Father and Alvin put in at least part of the time on the cow stable. The Hand boys didn't get here till nine o'clock.
About 10.30 o'clock I started to town in the hack. Got to Uncle Rip's at just noon and ate dinner with them   W. R.
himself was not at home. I went up into Mr Shirley's office31 talked to him and Mr Henderson32 on politics awhile,
went to mill and got the meal (which was left yesterday), and about three o'clock started home. It had been blowing
hard from the south all day and had got very chilly. I was so chilled when I got home that I had no appetite and went
to bed where I soon got as well as I was before-apparently

Teaching Notes: Another Saturday and another trip to town. Often time the miller's fee for making meal or flour was
simply a percentage of the amount. In that manner , he had meal and flour to sell to those in town for their horses and, yes,
even their milk cows. Folks in town would sometimes hire a young person in the spring and summer to take their cow for
a grazing trip along the sides of a roads coming into town. They would graze the animals on one side and come back on
the other...no need to mow the roadsides!

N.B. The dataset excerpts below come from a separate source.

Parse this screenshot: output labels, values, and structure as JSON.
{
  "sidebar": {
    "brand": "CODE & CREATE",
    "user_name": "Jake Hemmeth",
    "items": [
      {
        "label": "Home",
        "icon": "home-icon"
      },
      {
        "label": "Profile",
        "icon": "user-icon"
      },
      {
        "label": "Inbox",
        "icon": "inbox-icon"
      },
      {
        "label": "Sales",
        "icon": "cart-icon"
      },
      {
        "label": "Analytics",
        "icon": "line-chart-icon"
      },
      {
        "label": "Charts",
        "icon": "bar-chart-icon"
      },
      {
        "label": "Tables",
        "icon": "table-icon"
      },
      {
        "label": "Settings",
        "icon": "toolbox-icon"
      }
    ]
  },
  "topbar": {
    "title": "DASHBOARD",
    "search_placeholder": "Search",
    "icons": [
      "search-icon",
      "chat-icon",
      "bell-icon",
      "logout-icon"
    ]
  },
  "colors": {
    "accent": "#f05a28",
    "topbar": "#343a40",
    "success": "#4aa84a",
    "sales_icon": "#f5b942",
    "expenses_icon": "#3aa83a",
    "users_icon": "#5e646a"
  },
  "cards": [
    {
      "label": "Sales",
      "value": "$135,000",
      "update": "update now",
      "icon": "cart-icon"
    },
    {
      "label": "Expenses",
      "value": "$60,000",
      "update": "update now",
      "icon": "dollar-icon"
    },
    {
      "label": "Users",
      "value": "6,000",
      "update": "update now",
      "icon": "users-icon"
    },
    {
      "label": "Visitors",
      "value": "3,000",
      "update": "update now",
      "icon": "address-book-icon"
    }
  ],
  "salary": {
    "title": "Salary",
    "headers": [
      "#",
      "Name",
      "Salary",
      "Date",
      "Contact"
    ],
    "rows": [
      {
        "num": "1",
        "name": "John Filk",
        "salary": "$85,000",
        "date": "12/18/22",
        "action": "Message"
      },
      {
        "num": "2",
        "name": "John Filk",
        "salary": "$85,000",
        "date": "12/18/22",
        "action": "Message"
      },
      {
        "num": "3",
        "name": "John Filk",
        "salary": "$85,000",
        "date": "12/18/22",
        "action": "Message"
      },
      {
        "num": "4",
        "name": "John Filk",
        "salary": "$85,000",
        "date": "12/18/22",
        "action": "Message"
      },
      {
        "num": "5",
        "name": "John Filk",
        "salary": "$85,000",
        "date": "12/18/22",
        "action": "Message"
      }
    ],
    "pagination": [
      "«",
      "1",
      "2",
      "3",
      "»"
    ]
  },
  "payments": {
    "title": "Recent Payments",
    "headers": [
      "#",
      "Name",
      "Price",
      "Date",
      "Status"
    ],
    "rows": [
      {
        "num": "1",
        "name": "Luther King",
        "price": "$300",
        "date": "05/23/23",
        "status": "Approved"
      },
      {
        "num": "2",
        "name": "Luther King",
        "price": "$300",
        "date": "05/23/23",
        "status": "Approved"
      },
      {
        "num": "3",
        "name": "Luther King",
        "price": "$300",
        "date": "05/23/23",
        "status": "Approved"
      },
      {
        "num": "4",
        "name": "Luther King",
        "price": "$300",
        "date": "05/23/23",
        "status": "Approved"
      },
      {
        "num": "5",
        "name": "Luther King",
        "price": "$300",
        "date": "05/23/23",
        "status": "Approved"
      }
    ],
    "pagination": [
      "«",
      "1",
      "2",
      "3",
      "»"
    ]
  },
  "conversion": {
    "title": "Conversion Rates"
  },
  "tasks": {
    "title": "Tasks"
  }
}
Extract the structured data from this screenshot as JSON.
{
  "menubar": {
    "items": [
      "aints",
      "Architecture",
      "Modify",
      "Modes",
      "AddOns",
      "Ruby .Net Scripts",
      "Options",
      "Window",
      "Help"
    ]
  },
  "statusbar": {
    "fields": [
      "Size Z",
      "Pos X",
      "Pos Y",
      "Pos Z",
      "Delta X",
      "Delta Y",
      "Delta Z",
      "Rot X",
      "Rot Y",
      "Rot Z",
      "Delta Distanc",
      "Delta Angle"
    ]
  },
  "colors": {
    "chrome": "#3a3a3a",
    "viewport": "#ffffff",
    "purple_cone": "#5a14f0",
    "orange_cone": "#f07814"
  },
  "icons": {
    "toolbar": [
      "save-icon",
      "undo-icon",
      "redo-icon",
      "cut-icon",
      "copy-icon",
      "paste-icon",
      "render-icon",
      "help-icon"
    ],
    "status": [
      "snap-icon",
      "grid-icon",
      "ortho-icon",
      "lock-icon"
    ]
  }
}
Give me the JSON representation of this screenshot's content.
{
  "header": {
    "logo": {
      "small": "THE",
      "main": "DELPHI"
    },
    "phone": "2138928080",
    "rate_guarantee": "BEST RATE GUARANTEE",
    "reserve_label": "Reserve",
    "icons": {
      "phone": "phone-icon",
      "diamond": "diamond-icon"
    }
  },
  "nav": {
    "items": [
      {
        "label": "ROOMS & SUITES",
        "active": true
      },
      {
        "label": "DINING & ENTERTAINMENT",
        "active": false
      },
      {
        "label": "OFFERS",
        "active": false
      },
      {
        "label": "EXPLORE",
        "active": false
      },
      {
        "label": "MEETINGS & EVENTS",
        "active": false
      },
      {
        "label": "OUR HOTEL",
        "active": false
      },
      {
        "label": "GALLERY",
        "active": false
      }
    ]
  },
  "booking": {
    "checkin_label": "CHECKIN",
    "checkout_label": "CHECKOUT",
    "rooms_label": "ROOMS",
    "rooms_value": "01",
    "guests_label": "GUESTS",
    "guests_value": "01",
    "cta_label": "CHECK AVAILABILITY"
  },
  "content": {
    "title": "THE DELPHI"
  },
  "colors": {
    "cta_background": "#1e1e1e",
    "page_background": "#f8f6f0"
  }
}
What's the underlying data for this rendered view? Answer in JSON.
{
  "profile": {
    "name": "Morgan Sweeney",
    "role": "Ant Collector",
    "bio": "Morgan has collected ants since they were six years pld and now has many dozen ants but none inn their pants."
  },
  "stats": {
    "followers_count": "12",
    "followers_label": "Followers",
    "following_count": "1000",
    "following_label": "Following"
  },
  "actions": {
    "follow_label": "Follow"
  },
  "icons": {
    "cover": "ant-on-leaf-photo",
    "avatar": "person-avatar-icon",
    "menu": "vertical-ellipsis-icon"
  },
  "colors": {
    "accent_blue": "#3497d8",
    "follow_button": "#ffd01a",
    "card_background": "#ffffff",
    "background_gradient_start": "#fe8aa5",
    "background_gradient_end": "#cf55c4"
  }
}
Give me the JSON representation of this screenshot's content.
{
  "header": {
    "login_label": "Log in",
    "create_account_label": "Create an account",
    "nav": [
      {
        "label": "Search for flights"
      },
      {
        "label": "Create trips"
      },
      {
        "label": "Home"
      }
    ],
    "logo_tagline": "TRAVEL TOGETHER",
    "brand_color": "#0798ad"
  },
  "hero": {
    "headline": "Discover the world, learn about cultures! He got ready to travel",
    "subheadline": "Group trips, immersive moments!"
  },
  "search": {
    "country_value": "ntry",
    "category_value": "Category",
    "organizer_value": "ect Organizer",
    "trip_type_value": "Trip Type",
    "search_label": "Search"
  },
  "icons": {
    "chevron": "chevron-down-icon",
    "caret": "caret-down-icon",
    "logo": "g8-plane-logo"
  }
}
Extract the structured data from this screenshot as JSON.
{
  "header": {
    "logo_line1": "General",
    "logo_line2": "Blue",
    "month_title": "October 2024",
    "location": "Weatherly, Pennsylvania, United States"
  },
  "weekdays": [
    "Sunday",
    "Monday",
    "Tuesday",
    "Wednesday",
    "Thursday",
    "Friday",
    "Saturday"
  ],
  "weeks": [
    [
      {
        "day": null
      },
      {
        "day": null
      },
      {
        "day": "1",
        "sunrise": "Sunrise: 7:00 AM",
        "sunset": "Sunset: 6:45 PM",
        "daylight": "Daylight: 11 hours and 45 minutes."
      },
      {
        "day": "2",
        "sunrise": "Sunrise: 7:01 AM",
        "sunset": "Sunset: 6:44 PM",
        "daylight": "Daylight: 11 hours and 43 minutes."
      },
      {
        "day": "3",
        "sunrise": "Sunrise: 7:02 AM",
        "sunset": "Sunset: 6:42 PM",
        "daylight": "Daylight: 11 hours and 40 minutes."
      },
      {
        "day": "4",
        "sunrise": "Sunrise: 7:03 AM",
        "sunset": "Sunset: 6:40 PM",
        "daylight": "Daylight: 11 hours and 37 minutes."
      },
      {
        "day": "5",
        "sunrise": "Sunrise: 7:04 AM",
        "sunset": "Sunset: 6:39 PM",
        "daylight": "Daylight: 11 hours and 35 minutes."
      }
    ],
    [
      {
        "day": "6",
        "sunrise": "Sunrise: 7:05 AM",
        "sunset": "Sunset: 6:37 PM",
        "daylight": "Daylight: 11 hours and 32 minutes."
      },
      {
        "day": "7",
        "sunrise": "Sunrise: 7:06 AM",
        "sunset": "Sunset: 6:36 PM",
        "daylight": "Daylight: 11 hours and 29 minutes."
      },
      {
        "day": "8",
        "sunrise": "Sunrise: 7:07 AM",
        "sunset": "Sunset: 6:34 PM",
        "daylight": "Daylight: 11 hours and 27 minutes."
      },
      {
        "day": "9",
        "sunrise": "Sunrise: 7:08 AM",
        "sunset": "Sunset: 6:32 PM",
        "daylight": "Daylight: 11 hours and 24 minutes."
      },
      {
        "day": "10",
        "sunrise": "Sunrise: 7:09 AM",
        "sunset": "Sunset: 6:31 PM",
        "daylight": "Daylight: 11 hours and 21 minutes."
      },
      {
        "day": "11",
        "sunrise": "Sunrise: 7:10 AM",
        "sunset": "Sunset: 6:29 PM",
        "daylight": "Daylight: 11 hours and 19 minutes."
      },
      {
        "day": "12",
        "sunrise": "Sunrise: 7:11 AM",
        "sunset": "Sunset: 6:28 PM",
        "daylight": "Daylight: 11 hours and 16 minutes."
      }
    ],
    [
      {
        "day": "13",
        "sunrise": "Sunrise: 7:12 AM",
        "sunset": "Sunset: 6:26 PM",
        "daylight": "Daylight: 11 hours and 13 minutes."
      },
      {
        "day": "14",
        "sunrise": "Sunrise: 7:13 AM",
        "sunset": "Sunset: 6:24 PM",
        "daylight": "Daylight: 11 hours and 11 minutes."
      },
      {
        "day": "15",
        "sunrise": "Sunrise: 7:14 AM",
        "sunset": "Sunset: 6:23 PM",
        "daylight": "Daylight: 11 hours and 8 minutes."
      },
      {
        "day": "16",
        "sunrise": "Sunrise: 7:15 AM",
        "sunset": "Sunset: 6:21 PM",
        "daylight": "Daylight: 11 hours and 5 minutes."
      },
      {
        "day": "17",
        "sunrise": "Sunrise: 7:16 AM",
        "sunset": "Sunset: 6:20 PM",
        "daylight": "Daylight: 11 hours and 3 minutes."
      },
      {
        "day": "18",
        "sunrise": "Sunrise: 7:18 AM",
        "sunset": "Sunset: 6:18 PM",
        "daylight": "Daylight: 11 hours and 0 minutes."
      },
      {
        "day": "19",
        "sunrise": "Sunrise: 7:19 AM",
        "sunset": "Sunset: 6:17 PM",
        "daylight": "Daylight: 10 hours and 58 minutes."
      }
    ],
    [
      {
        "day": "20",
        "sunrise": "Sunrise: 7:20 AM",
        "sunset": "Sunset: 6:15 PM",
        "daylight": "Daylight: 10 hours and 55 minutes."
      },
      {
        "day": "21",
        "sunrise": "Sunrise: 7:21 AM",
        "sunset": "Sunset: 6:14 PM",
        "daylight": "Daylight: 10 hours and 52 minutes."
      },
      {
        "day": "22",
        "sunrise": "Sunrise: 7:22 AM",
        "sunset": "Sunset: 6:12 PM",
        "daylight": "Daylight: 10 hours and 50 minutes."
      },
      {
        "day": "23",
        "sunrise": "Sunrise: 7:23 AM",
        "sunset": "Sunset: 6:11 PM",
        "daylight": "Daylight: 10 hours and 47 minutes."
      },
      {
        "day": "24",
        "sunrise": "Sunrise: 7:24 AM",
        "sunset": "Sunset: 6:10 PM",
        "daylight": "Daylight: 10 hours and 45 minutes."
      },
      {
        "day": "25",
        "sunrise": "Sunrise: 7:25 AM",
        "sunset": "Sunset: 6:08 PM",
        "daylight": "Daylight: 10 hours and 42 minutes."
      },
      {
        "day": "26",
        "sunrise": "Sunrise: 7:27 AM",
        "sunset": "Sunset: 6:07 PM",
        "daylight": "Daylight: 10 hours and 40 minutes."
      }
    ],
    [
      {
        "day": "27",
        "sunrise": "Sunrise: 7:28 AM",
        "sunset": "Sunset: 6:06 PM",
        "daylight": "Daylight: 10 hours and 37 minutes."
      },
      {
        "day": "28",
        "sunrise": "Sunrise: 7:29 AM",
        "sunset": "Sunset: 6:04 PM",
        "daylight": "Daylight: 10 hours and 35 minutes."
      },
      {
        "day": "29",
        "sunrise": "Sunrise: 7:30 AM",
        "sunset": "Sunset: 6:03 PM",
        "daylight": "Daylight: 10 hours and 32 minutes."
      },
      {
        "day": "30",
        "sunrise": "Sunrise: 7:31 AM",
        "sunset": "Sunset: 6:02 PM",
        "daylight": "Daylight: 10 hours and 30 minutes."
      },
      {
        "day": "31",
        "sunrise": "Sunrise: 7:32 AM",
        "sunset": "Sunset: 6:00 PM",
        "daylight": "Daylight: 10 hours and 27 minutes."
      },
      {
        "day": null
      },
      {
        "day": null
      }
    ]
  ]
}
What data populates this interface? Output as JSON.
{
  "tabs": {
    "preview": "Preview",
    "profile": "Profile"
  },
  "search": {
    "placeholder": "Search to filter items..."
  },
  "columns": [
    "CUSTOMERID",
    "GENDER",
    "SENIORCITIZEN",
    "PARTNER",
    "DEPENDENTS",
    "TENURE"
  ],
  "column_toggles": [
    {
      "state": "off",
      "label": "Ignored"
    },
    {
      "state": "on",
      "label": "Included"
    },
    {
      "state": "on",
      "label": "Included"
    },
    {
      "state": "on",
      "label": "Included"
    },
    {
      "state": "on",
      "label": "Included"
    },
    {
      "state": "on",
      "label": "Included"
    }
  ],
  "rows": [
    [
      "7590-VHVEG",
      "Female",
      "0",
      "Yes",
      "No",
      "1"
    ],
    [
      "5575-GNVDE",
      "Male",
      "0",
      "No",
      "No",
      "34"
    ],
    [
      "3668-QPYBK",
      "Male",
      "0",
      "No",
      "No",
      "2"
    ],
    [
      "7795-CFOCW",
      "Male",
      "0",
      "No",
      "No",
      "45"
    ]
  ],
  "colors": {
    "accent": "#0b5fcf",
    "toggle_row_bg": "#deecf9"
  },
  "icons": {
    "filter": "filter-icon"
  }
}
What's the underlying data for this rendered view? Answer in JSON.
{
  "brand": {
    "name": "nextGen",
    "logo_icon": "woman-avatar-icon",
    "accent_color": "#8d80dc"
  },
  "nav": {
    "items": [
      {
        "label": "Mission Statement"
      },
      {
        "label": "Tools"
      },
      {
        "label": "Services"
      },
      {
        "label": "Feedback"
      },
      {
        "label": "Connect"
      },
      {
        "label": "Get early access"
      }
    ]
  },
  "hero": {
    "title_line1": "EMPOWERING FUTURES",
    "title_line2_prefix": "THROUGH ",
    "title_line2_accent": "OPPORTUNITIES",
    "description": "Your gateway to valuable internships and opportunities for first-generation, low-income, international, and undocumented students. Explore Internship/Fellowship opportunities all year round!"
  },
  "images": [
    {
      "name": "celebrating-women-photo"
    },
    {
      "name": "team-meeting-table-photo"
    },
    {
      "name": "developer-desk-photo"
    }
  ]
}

Knowing that William Gregory will die within a year of the finishing of this journal, keeps one apprehensive about his
health..the phlegm in his throat etc. His brother Charles died a year before of "Consumption"...tuberculosis, a common
disease unfortunately and one that "consumed" you. I feel that Charles's death probably weighed heavily in the thoughts of
William although he seldom mentions it. Students might enjoy looking at the mortality record from 1850 in Morgan County.